The tracks are bolder than before – ‘All The Noise’ is more fast-paced and angsty, whilst ‘The More That It Hurts’ is breezy in its indie sensibilities. ‘Estimated Delivery’ feels like the record encapsulated – the dreamy lens through which Spacey Jane have always unfolded things is locked in place, but it sees the four of them working in tighter synchronicity and playing to their strengths better than ever. It’s still Spacey Jane, but operating on a new frequency. 

There could’ve been no ending more fitting or poignant than ‘August’ for this record – beginning as a story of leaving family to make this defining move before descending into worry over the pending end of a breakup, it has a note of finality at its core, but remains hopeful of new beginnings.

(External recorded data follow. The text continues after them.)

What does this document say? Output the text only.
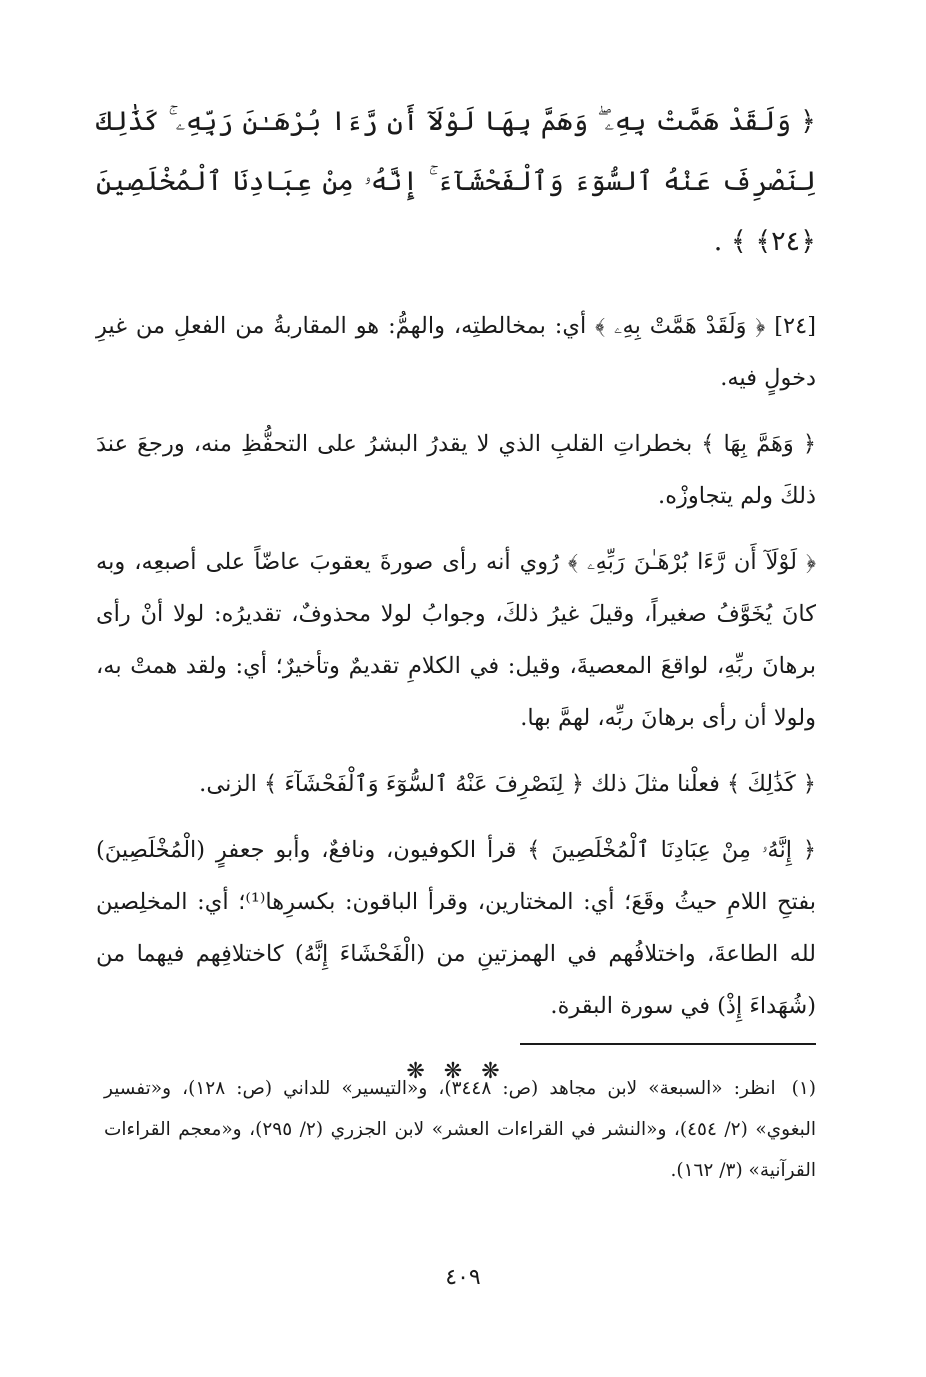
﴿ وَلَقَدْ هَمَّتْ بِهِۦ ۖ وَهَمَّ بِهَا لَوْلَآ أَن رَّءَا بُرْهَـٰنَ رَبِّهِۦ ۚ كَذَٰلِكَ لِنَصْرِفَ عَنْهُ ٱلسُّوٓءَ وَٱلْفَحْشَآءَ ۚ إِنَّهُۥ مِنْ عِبَادِنَا ٱلْمُخْلَصِينَ ﴿٢٤﴾ ﴾ .

[٢٤] ﴿ وَلَقَدْ هَمَّتْ بِهِۦ ﴾ أي: بمخالطتِه، والهمُّ: هو المقاربةُ من الفعلِ من غيرِ دخولٍ فيه.

﴿ وَهَمَّ بِهَا ﴾ بخطراتِ القلبِ الذي لا يقدرُ البشرُ على التحفُّظِ منه، ورجعَ عندَ ذلكَ ولم يتجاوزْه.

﴿ لَوْلَآ أَن رَّءَا بُرْهَـٰنَ رَبِّهِۦ ﴾ رُوي أنه رأى صورةَ يعقوبَ عاضّاً على أصبعِه، وبه كانَ يُخَوَّفُ صغيراً، وقيلَ غيرُ ذلكَ، وجوابُ لولا محذوفٌ، تقديرُه: لولا أنْ رأى برهانَ ربِّهِ، لواقعَ المعصيةَ، وقيل: في الكلامِ تقديمٌ وتأخيرٌ؛ أي: ولقد همتْ به، ولولا أن رأى برهانَ ربِّه، لهمَّ بها.

﴿ كَذَٰلِكَ ﴾ فعلْنا مثلَ ذلك ﴿ لِنَصْرِفَ عَنْهُ ٱلسُّوٓءَ وَٱلْفَحْشَآءَ ﴾ الزنى.

﴿ إِنَّهُۥ مِنْ عِبَادِنَا ٱلْمُخْلَصِينَ ﴾ قرأ الكوفيون، ونافعٌ، وأبو جعفرٍ (الْمُخْلَصِينَ) بفتحِ اللامِ حيثُ وقَعَ؛ أي: المختارين، وقرأ الباقون: بكسرِها⁽¹⁾؛ أي: المخلِصين لله الطاعةَ، واختلافُهم في الهمزتينِ من (الْفَحْشَاءَ إِنَّهُ) كاختلافِهم فيهما من (شُهَداءَ إِذْ) في سورة البقرة.

❋ ❋ ❋
(١)انظر: «السبعة» لابن مجاهد (ص: ٣٤٤٨)، و«التيسير» للداني (ص: ١٢٨)، و«تفسير البغوي» (٢/ ٤٥٤)، و«النشر في القراءات العشر» لابن الجزري (٢/ ٢٩٥)، و«معجم القراءات القرآنية» (٣/ ١٦٢).
٤٠٩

That’s exactly where Spacey Jane seem to find themselves. The final words that play out on the album are Peppa singing the title, and it’s a deeply evocative note to conclude with. “I was crying listening to it and singing it, knowing something was about to end in my life in terms of the relationship and also this period of making the record,” Caleb recalls. “For me, it has a massive personal effect when I hear it that is actually quite hard to listen to, but for us it felt right. It’s perfect.” 

‘If That Makes Sense’ marks the end of a defining, memorable period in both Spacey Jane’s personal lives and their career, but it also kicks off the next one. With a wealth of new lessons to take forward and the confidence of knowing they can prevail, Spacey Jane aren’t just treading water anymore – they’re happily afloat.

Spacey Jane’s album ‘If That Makes Sense’ is out 9th May.